1 Le créancier qui est au bénéfice d'un jugement exécutoire peut requérir du juge la mainlevée définitive de l'opposition.

2 Sont assimilées à des jugements:

1.      les transactions ou reconnaissances passées en justice;

1bis.2 les titres authentiques exécutoires au sens des art. 347 à 352 CPC3;

2.4 les décisions des autorités administratives suisses;

3.5 …

4.6 les décisions définitives concernant les frais de contrôle rendues par les organes de contrôle en vertu de l'art. 16, al. 1, de la loi du 17 juin 2005 sur le travail au noir7;

5.8 dans le domaine de la taxe sur la valeur ajoutée: les décomptes d'impôt et les notifications d'estimation entrés en force par la prescription du droit de taxation, ainsi que les notifications d'estimation entrées en force par la reconnaissance écrite par l'assujetti.

1 Nouvelle teneur selon le ch. I de la LF du 16 déc. 1994, en vigueur depuis le 1er janv. 1997 (RO 1995 1227; FF 1991 III 1). 2 Introduit par le ch. II 17 de l'annexe 1 au CPC du 19 déc. 2008, en vigueur depuis le 1er janv. 2011 (RO 2010 1739; FF 2006 6841). 3 RS 272 4 Nouvelle teneur selon le ch. II 17 de l'annexe 1 au CPC du 19 déc. 2008, en vigueur depuis le 1er janv. 2011 (RO 2010 1739; FF 2006 6841). 5 Abrogé par le ch. II 17 de l'annexe 1 au CPC du 19 déc. 2008, avec effet au 1er janv. 2011 (RO 2010 1739; FF 2006 6841). 6 Introduit par le ch. 3 de l'annexe à la LF du 17 juin 2005 sur le travail au noir, en vigueur depuis le 1er janv. 2008 (RO 2007 359; FF 2002 3371). 7 RS 822.41 8 Introduit par le ch. 2 de l'annexe à la LF du 30 sept. 2016, en vigueur depuis le 1er janv. 2018 (RO 2017 3575; FF 2015 2467).

Art. 811LP

Exceptions

1 Lorsque la poursuite est fondée sur un jugement exécutoire rendu par un tribunal ou une autorité administrative suisse, le juge ordonne la mainlevée définitive de l'opposition, à moins que l'opposant ne prouve par titre que la dette a été éteinte ou qu'il a obtenu un sursis, postérieurement au jugement, ou qu'il ne se prévale de la prescription.
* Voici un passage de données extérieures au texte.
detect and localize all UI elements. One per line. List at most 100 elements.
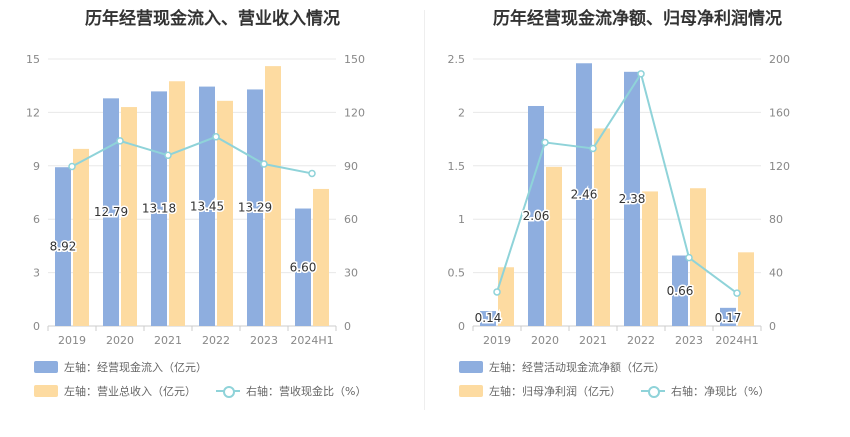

2 Lorsque la poursuite est fondée sur un titre authentique exécutoire, le débiteur poursuivi ne peut opposer à son obligation que des objections qu'il peut prouver immédiatement.

3 Si le jugement a été rendu dans un autre Etat, l'opposant peut en outre faire valoir les moyens prévus par une convention liant cet Etat ou, à défaut d'une telle convention, prévus par la loi fédérale du 18 décembre 1987 sur le droit international privé2, à moins qu'un juge suisse n'ait déjà rendu une décision concernant ces moyens.3

1 Nouvelle teneur selon le ch. II 17 de l'annexe 1 au CPC du 19 déc. 2008, en vigueur depuis le 1er janv. 2011 (RO 2010 1739; FF 2006 6841). 2 RS 291 3 Nouvelle teneur selon l'art. 3 ch. 2 de l'AF du 11 déc. 2009 (Approbation et mise en oeuvre de la Conv. de Lugano), en vigueur depuis le 1er janv. 2011 (RO 2010 5601; FF 2009 1497).